Les années passent et le natif de Libreville, devenu un des locataires du palais de « Bourbon », domine la scène politique gabonaise avec l’appui des missions, de l’administration coloniale en ajout des religieux européens et locaux, bien qu’ayant Paul-Marie Indjendjet Gondjout et Léon Gabriel Mba Minko comme adversaires directs. Mes ces deux poids-lourds de la politique réussiront, par des malversations tordues, à faire de leur formation politique, le Bloc démocratique gabonais (BDG), la première entité politique du territoire lors des échéances électorales des années 1950 notamment celles de 1956.

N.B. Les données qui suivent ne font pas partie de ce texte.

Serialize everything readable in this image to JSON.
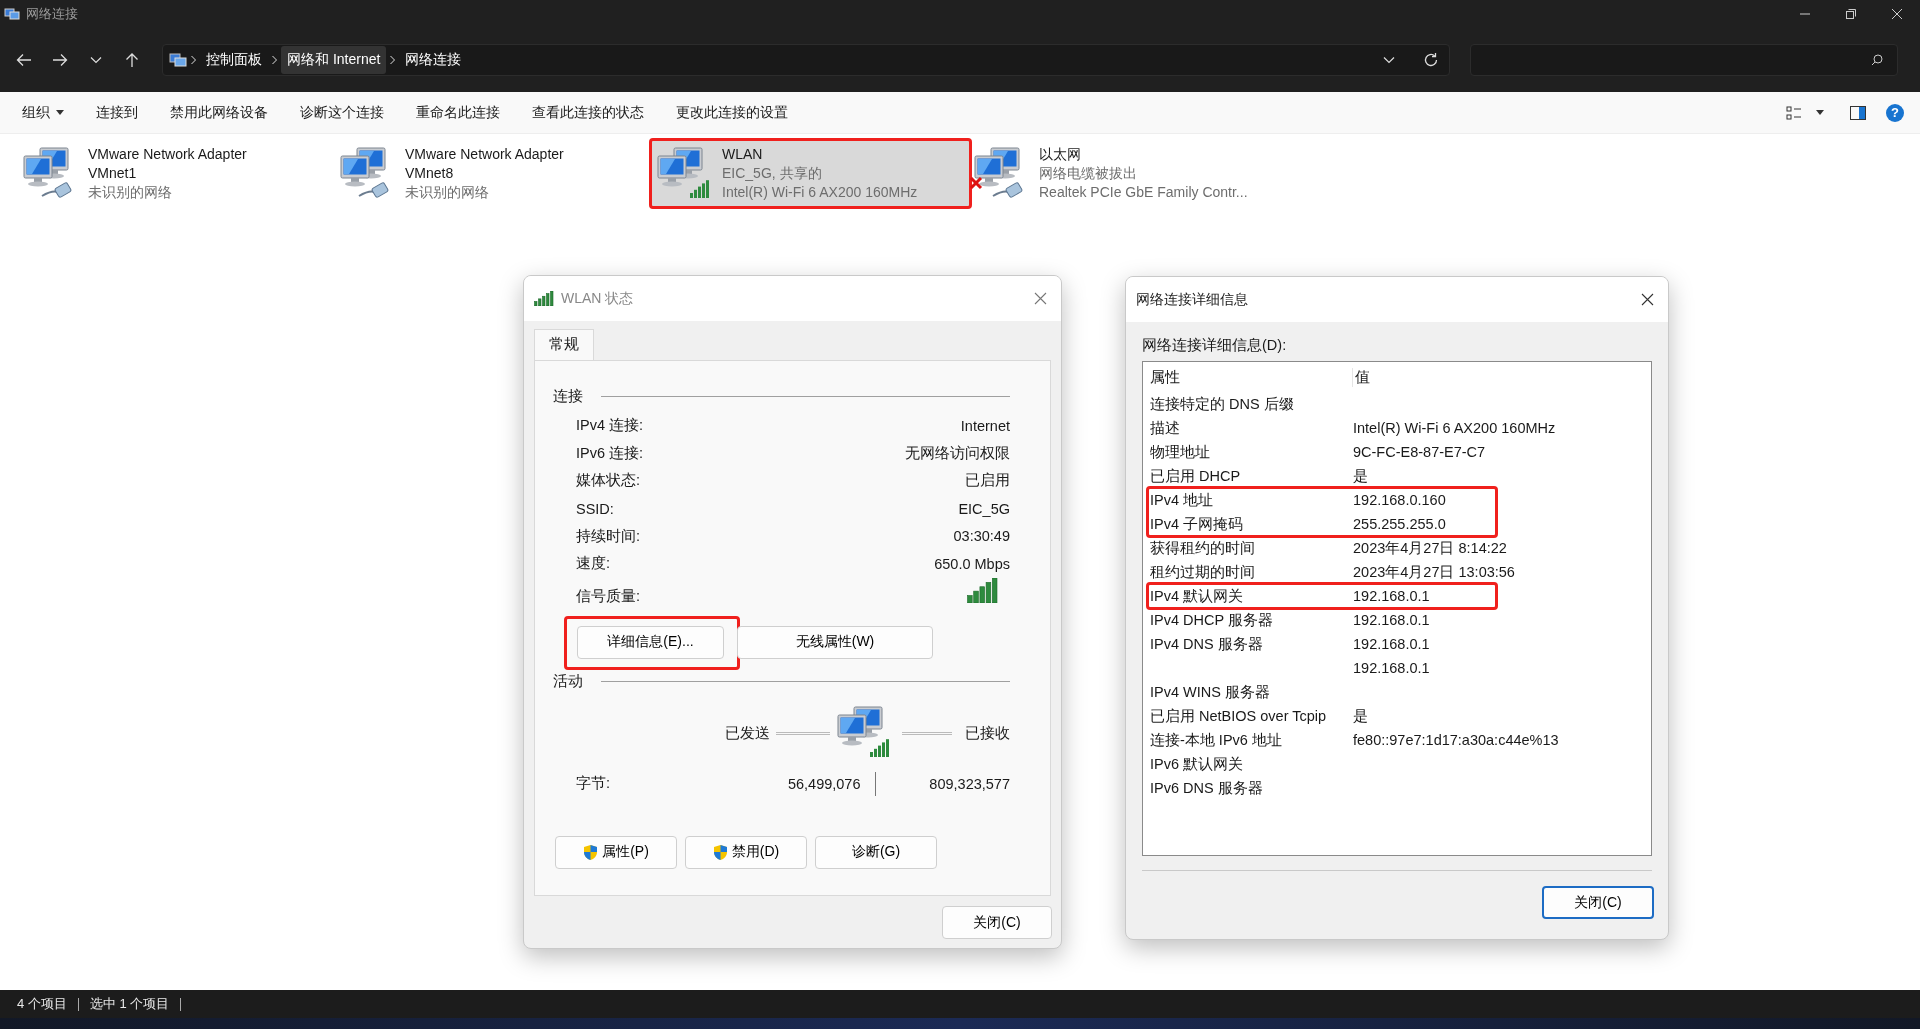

Jean-Hilaire Aubame, chantre incontesté d’un régime parlementaire, soutiendra le « oui » lors du référendum constitutionnel de 1958 dans le but de faciliter, non sans être sous le joug de la France, l’accession du Gabon à la souveraineté internationale. Il sera emprisonné et tenaillé par la suite en raison de son opposition à l’autocratie que voulut imposer Léon Mba une fois porté à la tête de la nation. C’est assurément l’un des motifs qui justifiera sa participation au putsch de 1964.

 Accouchement et accueil

La mère de Jean-Hilaire Aubame Eyéghé le mit au monde le 12 novembre 1912 dans un village des environs de Libreville, principale circonscription du Gabon français qui lui était une colonie du gouvernement général de l’Afrique équatoriale française (AEF). Le jeune Aubame fut trouva refuge à l’âge de 11 ans à la mission catholique Saint-Paul de Donguila.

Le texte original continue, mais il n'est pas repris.